Kessler’s former partner, Stanley Goldstein, remembered him fondly.

“We go back to Brooklyn College, which was in the 1950s. We were friends and we helped start what was called the Brooklyn College Accountants Alumni Association,” he said. “We helped undergraduates learn about the accounting profession and what kind of job to seek. That led to this close friendship, which lasted till the day he died. We was a giant of a person. He was the most respected and the most loved in the profession. One of his aims was to break the mold of accountants being thought of as people wearing green eyeshades. He did that by running a marathon some 40 years ago. That was the first step toward breaking the old image. Then he became president of the New York State Society of CPAs, then chairman of the AICPA, and he brought enormous prestige to our accounting firm. A medium-size firm suddenly has this big shot, and he also was a great rainmaker. He brought in a ton of business.”

“People respected him,” Goldstein continued. “The fact is I loved this man, and I’m not alone. He was iconic. Everyone knew who he was, and what he stood for. If you go to a dictionary to look up the word ‘mensch,’ he should be in that definition. He was not just respected, he was held in awe for his morality, his professionalism, his kindness and his generosity.”

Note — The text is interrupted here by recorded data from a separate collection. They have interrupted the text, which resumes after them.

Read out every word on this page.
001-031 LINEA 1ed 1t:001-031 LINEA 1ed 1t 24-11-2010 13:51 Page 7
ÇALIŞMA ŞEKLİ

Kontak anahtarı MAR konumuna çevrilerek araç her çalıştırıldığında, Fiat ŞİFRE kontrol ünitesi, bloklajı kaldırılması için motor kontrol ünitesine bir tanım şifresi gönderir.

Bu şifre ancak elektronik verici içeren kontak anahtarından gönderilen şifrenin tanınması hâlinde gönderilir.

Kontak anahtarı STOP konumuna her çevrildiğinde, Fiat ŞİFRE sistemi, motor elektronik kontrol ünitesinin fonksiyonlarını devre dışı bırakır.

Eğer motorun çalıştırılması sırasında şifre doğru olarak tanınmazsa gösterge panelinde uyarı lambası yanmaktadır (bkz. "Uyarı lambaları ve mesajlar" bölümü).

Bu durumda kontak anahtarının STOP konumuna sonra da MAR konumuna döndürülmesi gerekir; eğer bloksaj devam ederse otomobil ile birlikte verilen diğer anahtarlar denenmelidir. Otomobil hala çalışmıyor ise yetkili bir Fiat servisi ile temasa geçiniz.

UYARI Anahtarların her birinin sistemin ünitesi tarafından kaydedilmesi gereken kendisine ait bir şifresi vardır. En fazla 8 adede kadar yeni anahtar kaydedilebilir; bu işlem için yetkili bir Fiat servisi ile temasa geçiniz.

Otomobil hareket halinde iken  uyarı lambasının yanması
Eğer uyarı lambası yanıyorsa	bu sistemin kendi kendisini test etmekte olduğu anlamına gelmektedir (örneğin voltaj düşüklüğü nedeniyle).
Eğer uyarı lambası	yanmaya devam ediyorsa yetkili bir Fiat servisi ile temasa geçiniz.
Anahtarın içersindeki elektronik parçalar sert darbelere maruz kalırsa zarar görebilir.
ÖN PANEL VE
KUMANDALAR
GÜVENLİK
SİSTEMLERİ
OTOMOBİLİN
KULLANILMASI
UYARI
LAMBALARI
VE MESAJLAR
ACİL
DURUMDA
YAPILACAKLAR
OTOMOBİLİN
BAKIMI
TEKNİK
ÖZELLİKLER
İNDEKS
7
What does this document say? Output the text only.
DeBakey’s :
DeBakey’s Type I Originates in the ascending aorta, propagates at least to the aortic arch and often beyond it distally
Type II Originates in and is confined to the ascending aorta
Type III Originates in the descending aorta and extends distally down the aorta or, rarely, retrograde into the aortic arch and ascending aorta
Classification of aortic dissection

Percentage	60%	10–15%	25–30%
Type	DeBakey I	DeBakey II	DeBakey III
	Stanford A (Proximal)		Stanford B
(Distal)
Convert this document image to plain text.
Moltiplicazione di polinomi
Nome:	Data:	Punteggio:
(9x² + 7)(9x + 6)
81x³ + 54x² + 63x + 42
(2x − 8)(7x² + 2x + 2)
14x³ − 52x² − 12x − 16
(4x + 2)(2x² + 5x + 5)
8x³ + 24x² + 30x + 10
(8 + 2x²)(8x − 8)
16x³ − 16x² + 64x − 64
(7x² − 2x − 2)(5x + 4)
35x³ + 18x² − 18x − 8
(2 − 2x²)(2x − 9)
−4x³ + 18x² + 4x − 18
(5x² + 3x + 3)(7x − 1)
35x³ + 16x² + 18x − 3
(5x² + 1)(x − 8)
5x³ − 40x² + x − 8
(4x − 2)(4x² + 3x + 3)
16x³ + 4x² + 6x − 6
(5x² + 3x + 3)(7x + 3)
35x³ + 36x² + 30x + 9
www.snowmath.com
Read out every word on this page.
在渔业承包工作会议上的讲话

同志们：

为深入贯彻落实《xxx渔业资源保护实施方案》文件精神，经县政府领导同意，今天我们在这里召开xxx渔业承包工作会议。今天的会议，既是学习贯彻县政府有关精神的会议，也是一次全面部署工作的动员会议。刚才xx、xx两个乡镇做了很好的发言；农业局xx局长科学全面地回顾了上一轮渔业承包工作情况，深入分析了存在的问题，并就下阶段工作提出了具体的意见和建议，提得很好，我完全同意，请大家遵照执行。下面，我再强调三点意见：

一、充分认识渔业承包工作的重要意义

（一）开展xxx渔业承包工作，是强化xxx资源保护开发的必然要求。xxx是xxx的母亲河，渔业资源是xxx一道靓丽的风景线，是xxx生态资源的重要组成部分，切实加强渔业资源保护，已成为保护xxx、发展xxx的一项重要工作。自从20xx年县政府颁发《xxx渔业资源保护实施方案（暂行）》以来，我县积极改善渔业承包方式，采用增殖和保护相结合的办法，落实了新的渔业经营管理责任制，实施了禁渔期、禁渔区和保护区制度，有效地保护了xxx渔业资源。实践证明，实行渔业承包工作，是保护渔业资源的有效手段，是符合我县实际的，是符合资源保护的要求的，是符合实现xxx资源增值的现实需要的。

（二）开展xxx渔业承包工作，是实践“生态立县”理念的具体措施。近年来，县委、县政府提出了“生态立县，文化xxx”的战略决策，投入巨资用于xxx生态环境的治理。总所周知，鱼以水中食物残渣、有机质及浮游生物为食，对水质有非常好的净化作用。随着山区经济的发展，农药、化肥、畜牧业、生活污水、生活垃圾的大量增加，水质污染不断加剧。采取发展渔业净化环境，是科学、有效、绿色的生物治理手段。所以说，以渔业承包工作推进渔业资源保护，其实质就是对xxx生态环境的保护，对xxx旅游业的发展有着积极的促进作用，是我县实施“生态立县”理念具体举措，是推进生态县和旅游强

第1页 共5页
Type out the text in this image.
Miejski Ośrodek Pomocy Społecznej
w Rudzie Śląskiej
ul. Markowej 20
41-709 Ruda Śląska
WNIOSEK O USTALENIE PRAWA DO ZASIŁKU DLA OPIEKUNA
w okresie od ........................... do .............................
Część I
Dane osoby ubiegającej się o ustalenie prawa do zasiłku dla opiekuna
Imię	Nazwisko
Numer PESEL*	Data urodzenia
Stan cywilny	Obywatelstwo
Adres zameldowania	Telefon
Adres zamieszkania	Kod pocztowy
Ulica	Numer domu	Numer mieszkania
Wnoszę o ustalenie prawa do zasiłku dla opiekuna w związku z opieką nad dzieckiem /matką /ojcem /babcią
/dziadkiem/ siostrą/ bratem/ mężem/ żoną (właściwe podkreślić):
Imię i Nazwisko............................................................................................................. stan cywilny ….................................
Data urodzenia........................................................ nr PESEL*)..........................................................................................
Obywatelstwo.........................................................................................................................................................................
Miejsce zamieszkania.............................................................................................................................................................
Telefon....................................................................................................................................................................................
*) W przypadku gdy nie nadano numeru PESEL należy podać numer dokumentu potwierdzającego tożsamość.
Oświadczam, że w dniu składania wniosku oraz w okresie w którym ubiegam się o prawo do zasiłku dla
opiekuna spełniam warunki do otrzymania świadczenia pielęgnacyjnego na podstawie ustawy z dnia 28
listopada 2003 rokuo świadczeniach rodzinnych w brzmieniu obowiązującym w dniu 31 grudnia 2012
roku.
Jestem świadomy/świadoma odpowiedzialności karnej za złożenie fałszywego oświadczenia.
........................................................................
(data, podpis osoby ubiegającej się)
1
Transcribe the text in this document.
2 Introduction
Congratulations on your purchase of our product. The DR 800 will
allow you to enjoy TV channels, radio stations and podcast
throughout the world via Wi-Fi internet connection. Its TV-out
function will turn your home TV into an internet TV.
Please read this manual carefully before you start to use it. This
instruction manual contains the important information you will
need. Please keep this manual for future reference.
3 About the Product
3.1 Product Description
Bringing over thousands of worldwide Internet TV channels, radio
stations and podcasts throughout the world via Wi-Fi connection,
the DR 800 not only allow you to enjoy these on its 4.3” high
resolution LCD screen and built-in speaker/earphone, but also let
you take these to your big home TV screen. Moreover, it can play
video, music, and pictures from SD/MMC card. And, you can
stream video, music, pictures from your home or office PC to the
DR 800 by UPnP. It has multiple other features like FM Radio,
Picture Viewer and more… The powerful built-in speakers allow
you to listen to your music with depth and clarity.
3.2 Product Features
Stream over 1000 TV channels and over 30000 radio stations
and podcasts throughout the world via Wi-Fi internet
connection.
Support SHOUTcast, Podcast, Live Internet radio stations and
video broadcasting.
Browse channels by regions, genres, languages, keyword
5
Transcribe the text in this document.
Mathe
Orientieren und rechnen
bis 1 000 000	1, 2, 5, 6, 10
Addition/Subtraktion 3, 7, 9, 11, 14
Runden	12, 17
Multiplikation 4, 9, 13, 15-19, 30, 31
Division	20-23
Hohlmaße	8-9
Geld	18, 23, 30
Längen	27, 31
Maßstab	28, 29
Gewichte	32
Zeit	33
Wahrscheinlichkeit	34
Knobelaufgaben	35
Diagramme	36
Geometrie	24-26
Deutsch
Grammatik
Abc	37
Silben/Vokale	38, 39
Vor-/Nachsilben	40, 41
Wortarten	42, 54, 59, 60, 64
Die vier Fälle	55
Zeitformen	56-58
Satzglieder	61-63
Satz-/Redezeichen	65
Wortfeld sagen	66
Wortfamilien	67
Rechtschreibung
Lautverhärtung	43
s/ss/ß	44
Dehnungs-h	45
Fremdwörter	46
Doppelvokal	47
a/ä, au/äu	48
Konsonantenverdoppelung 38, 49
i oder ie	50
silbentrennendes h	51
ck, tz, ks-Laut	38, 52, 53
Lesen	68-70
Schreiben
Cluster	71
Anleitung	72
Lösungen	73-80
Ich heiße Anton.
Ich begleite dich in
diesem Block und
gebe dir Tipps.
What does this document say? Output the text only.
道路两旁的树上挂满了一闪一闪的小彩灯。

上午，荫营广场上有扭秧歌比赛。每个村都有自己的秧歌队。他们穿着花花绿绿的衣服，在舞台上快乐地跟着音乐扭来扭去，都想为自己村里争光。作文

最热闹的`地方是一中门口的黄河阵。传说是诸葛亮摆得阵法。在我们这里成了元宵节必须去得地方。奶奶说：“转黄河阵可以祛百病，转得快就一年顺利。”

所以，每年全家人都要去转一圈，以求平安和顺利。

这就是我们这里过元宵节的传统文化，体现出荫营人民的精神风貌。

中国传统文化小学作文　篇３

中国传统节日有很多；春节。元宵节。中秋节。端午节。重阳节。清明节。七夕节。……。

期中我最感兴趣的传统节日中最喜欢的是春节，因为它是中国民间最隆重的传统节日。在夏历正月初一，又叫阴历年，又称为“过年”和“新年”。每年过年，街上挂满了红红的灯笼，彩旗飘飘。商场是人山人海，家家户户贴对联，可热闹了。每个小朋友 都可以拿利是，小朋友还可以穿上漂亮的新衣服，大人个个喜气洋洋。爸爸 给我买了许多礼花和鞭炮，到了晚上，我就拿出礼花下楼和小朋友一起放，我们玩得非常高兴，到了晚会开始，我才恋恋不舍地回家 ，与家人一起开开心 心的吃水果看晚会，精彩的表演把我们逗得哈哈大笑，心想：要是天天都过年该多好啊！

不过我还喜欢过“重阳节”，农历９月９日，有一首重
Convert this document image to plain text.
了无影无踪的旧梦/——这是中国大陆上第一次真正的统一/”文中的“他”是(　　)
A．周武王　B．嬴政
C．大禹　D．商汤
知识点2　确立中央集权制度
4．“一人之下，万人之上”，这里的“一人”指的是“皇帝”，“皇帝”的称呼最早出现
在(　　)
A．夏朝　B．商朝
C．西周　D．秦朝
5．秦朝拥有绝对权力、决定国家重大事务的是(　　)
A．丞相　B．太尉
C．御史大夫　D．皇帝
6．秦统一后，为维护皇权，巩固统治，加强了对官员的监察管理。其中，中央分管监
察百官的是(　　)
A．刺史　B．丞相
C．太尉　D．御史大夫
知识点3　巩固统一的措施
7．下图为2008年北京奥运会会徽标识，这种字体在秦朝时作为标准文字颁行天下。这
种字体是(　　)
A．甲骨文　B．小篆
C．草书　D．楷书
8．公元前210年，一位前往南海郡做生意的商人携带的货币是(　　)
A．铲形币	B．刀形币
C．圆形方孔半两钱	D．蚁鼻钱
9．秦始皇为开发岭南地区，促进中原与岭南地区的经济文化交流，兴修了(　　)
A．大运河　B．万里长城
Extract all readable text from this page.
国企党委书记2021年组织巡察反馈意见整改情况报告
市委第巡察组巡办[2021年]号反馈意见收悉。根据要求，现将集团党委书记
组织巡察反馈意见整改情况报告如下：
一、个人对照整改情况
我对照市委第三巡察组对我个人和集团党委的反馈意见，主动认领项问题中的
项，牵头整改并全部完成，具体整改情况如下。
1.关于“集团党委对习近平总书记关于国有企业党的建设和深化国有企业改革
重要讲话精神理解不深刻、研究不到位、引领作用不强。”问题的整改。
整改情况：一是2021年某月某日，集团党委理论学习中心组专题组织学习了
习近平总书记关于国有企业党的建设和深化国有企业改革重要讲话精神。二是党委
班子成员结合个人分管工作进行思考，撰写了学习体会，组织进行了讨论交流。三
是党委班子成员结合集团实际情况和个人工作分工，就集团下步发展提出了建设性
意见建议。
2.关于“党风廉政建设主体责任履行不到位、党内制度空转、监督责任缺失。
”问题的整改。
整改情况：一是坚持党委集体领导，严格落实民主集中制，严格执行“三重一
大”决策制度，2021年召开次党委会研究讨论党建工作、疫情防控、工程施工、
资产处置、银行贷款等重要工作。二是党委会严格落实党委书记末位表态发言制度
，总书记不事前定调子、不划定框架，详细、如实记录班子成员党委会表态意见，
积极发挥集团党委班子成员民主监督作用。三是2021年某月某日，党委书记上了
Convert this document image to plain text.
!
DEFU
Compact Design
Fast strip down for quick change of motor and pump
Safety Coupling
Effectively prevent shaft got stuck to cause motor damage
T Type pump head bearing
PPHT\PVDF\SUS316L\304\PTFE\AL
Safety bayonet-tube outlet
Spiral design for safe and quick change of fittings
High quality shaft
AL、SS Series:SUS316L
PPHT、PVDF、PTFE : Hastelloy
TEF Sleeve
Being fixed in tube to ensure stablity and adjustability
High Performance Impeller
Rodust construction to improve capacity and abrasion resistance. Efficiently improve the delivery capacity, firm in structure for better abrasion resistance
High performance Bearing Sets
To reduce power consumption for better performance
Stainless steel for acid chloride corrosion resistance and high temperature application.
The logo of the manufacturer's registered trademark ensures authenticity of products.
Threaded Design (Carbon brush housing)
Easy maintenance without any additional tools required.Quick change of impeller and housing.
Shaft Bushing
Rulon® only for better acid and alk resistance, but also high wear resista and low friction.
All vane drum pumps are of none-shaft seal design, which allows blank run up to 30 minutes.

Before co-founding Goldstein Golub Kessler in 1970, Kessler worked at a firm called Klein, Hinds Finke from 1952 to 1960 and was a partner at Rothstein, Kessler Co. from 1960 to 1970.

GGK was acquired by American Express Tax and Business Services in 1998. Kessler became a managing director of RSM McGladrey in 2008 after McGladrey Pullen acquired Goldstein Golub Kessler. He became a senior tax director specializing in estate and financial planning in 2010 at JH Cohn (later known as CohnReznick) in New York.

A past chair of the AICPA, he received the AICPA Gold Medal for lifetime achievement in the accounting profession. In June of this year, Kessler also received the AICPA’s Stanley H. Breitbard Lifetime Achievement in Personal Financial Planning Award at the AICPA’s Advanced Personal Financial Planning Conference in Las Vegas. It was only the third lifetime achievement award in personal financial planning ever given by the AICPA.

Kessler was honored for the key role he played in launching the AICPA’s Personal Financial Planning Division over 30 years ago as well as his continued contributions advancing the profession today. He led the way in having personal financial planning become one of the five core services for future CPA practitioners in the CPA Vision initiative in the late 1990s.

“Stu has been an avid promoter in raising awareness of the work CPAs do in personal financial planning from the very beginning,” said AICPA director of personal financial planning Andrea Millar in a statement at the time. “He was integral to the establishment of the Personal Financial Planning Division as we know it today.”

In addition to his volunteer work with the AICPA, Kessler has been a member of the board of directors of the New York Estate Planning Council. He also chaired the International Standards Organization’s Technical Committee, which was responsible for establishing international standards for personal financial planning. Kessler was named by Worth Magazine as one of America’s leading financial planners and Money Magazine called him one of the outstanding tax practitioners in the country.

Kessler was born in Brooklyn in 1929 and graduated from Brooklyn Technical High School in 1947. After earning his bachelor’s degree from Brooklyn College in 1950, he served in the U.S. Air Force. He then earned an MBA from the City College of New York in 1953, a JD in 1957 from Brooklyn Law School and an LLM in taxation from New York University in 1962.

Despite a long battle with myeloma, Kessler managed to attend a meeting about a month ago of his Brooklyn College Accountants Alumni Association. This year he celebrated his 90th birthday in the same month as his 60th wedding anniversary, Goldstein recalled.

“He is a credit to our profession in such a big way,” he added. “It’s hard to describe just what a giant he was.”